Other times I wish I lived somewhere that I could grow citrus. Lemons, oranges, grapefruit, limes, I love citrus. But I’ll never have any from my yard. It’s too cold here.
Still other times I am glad we can grow tomatoes, peppers, almonds, muscadines, sweet potatoes, and watermelons. it’s Just right here.
There are a lot of plants that do grow and produce well here in lovely zone 8 therefore, I try to focus on them. If I could get maple syrup and cherries, I wouldn’t be able to grow almonds and okra. Similarly, if I could grow citrus, I wouldn’t be able to grow other yummy things. There will always be something that you wish you could grow but can’t based on where you live. But there will also always be something you can grow.
What are some things you wish you could grow but can’t?
We have a major infestation of mosquitoes in our garden. I mean major. While harvesting for 10 minutes, I probably killed about 20 mosquitoes trying to get at me.
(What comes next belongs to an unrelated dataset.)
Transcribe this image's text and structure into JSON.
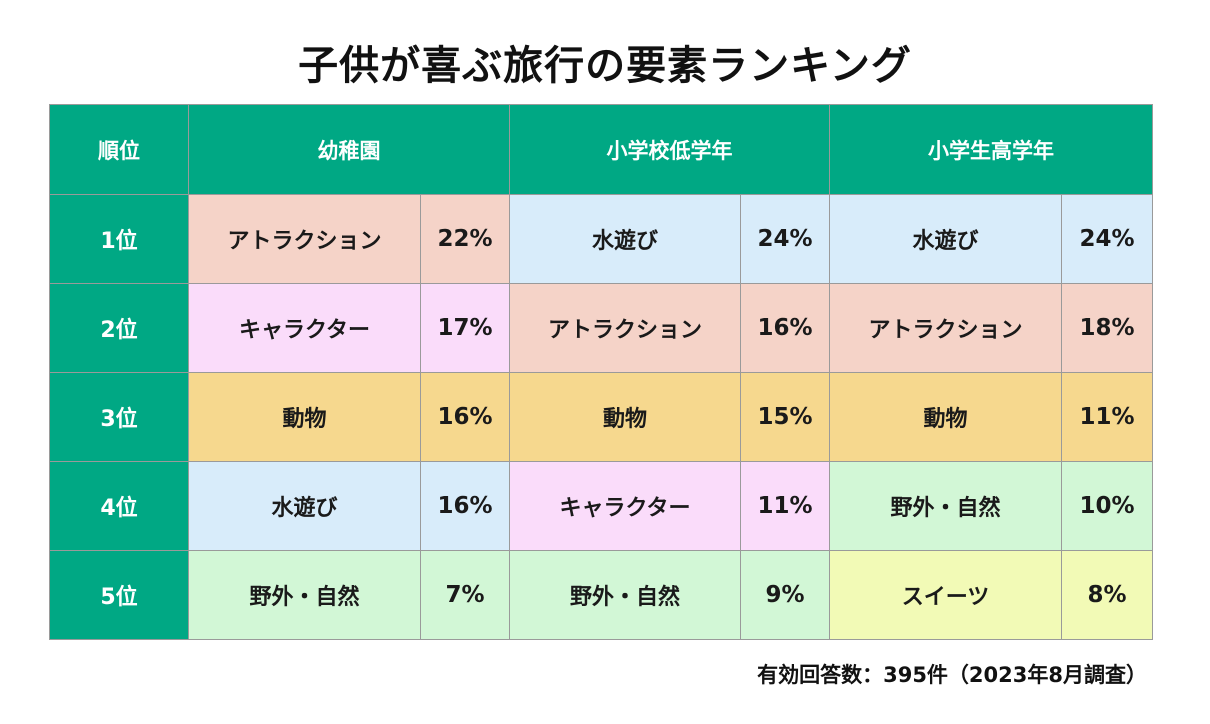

I itch just thinking about it. It is supposed to be really bad this year, probably because we have had so much rain, but this is ridiculous.Usually I spray on a bit of our homemade bug repellant, which does help, but there are a few problems with this method of dealing with the problem. One, I (obviously) forget sometimes, and two, I would rather have multiple levels of protection.
I have heard tell of using plants such as citronella and marigold planted near where you will be outside. Has anyone tried these plants with any success or have any other ideas of ways to keep the mosquitoes away? Thanks!
**Warning, this post contains images of tomato carnage, if you are squeamish, look away.**
We’ve had a lot of rain this year. Very strange for normally drought ridden Georgia. I thought this was good since I didn’t have to water the garden very often. What my lazy self didn’t realize is that too much rain is really bad for tomatoes. We’ve lost a ton to splits, had almost all of the plants (and cages) knocked down in heave storms, and I think we have leaf blight killing the plants. We’ve started picking any with a tinge of red and started preserving them thinking they won’t last very long in the garden.
*sigh* At least I’ve learned a lot of what not to do next year.
I’ve been having quite a battle with the grass that has been growing where I now have my garden. Now that’s a weed! I figured I should prepare the space for my winter garden a little better. So today, I put down a layer of cardboard boxes to start to kill the grass now. Some people use black plastic that you can buy in the store, but I didn’t want to use plastic plus we had these boxes left over from our recent move.
What are you doing to prepare for winter gardening now?
I didn’t get any blueberry bushes in my yard this year. I kept meaning to get some started since they take a few years to start producing berries, but I never bought them. I guess I knew I would still get berries even without my own plants. My grandmother and my parents both have huge blueberry forests at their houses and more berries than they can eat themselves. The minion and I picked some berries at my parents house today. There aren’t too many yet, but they’re starting to ripen. Then my mom made blueberry muffins, yum!
By the way, the only way to pick blueberries, or any other type of berries, is in whimsical baskets. Plastic cups or bags just don’t have the whimsy factor.
Is that using exponents? Anyways, I posted before about trying to get new tomato plants out of some branches I had pruned from my existing plants. I thought the one I just stuck into the ground wouldn’t take, but it seems that it did.
I had also started a branch in a jar of water waiting for it to sprout roots before planting it, and after about a week, it has sprouted roots.
So I planted it in the ground and gave it a good watering. Here it is:
Hopefully all these transplants will keep us in fresh tomatoes for a while!